In April, Mayor Eric Adams’ administration sued South Bronx landlord Moshe Piller over numerous alleged housing violations. However, many housing organizers said they are distrustful of the Adams administration, which they see as friendly towards developers and landlords.

Yanny Guzmán, a volunteer with the South Bronx Tenants Movement, said her group focuses on the most vulnerable tenants. All of their volunteers come from the South Bronx and are Hispanic and/or Black, just like most of the tenants with whom they work. Guzmán contrasted their work with that of larger nonprofits, which too often “parachute in” and focus solely on providing legal aid in court, rather than raising community awareness, she said.

 

“We’re actively building tenant power and tenant agency. We’re giving them the skills, knowledge, and expertise to organize themselves.” 

Yanny Guzmán

SOUTH BRONX TENANTS MOVEMENT

“We’re actively building tenant power and tenant agency. We’re giving them the skills, knowledge, and expertise to organize themselves,” she said.

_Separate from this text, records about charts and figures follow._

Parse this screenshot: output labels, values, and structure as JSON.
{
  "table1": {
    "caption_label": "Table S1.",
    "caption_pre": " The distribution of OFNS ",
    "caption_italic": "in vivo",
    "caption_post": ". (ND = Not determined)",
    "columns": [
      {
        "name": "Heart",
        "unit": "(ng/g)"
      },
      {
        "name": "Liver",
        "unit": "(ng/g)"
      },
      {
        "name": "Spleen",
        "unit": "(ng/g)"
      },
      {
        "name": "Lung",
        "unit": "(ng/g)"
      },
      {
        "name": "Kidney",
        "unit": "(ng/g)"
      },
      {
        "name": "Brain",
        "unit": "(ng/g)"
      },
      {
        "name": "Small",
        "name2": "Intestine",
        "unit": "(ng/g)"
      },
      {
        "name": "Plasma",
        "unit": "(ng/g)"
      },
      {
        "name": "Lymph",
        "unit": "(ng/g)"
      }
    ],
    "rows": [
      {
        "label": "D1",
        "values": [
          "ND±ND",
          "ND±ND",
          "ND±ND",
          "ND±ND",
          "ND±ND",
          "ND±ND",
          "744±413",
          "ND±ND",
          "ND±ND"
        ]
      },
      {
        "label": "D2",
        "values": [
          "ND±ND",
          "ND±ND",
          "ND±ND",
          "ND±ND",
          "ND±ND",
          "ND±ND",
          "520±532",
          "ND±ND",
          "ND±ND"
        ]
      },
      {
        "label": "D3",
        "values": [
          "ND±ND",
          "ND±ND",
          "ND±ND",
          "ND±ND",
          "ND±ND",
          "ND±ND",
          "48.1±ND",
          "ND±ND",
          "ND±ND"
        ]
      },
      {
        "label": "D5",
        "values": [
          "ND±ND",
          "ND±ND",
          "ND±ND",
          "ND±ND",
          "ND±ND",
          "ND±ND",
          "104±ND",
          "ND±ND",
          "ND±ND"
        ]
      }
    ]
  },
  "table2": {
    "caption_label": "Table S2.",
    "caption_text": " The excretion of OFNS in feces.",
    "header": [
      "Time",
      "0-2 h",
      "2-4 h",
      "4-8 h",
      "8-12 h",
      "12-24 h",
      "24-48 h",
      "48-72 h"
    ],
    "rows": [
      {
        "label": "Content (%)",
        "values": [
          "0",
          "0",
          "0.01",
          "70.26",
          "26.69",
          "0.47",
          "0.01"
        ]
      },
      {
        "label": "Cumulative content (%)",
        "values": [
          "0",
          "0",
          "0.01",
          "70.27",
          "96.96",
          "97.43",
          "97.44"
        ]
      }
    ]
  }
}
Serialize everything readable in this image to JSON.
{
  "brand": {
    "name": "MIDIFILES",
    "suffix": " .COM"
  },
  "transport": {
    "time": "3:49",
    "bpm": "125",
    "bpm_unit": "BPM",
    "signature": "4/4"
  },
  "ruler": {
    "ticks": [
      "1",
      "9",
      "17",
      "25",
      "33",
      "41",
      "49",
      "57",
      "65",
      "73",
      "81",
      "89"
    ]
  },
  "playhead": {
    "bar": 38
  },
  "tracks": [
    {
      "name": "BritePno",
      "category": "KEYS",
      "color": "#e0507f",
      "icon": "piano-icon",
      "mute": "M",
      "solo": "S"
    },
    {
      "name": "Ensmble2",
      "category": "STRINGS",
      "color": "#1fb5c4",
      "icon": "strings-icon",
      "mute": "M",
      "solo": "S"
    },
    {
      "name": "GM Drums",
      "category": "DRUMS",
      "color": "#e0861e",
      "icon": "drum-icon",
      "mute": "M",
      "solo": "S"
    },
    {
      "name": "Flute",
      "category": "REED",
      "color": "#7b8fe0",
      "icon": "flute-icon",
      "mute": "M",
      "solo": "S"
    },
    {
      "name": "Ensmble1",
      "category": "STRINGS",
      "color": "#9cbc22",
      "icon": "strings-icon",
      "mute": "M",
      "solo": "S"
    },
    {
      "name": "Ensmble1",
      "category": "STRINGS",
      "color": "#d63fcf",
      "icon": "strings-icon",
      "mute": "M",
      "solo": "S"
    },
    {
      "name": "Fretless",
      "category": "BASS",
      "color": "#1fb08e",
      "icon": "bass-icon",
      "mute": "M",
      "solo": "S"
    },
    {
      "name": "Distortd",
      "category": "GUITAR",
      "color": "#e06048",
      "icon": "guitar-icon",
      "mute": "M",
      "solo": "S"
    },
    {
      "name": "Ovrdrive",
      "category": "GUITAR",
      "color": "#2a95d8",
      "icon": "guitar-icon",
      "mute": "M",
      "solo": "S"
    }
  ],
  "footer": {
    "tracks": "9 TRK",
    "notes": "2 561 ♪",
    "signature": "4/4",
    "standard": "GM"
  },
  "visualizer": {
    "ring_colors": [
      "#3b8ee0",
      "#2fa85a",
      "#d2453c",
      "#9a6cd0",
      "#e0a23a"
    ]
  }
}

Reséndiz, who helped organize the tenants at 387 E. 138th Street, emphasized the importance of informing residents about their rights. Under city law, the warranty of habitability requires landlords to make timely repairs, and allows tenants to withhold rent if fixes are not completed. (A number of tenant-led rent strikes gained citywide attention last year.)

Some immigrants were also unaware of their rights under the eviction moratorium. Although the moratorium expired in January, tenants can still be temporarily protected from eviction if they filed an application for the state’s Emergency Rental Assistance Program. 

Reséndiz said tenants also need to be taught to be able to read a lease and determine whether their unit is covered under the city’s rent stabilization law. Most buildings with six or more units built before 1974 are subject to rent stabilization, with annual rent increases subject to limits set by the mayorally appointed Rent Guidelines Board. Anyone can check if their unit is rent-stabilized here.

Reséndiz also reminds tenants that under the state’s Property Law 230, all tenants have the right to form an association to advocate for their rights.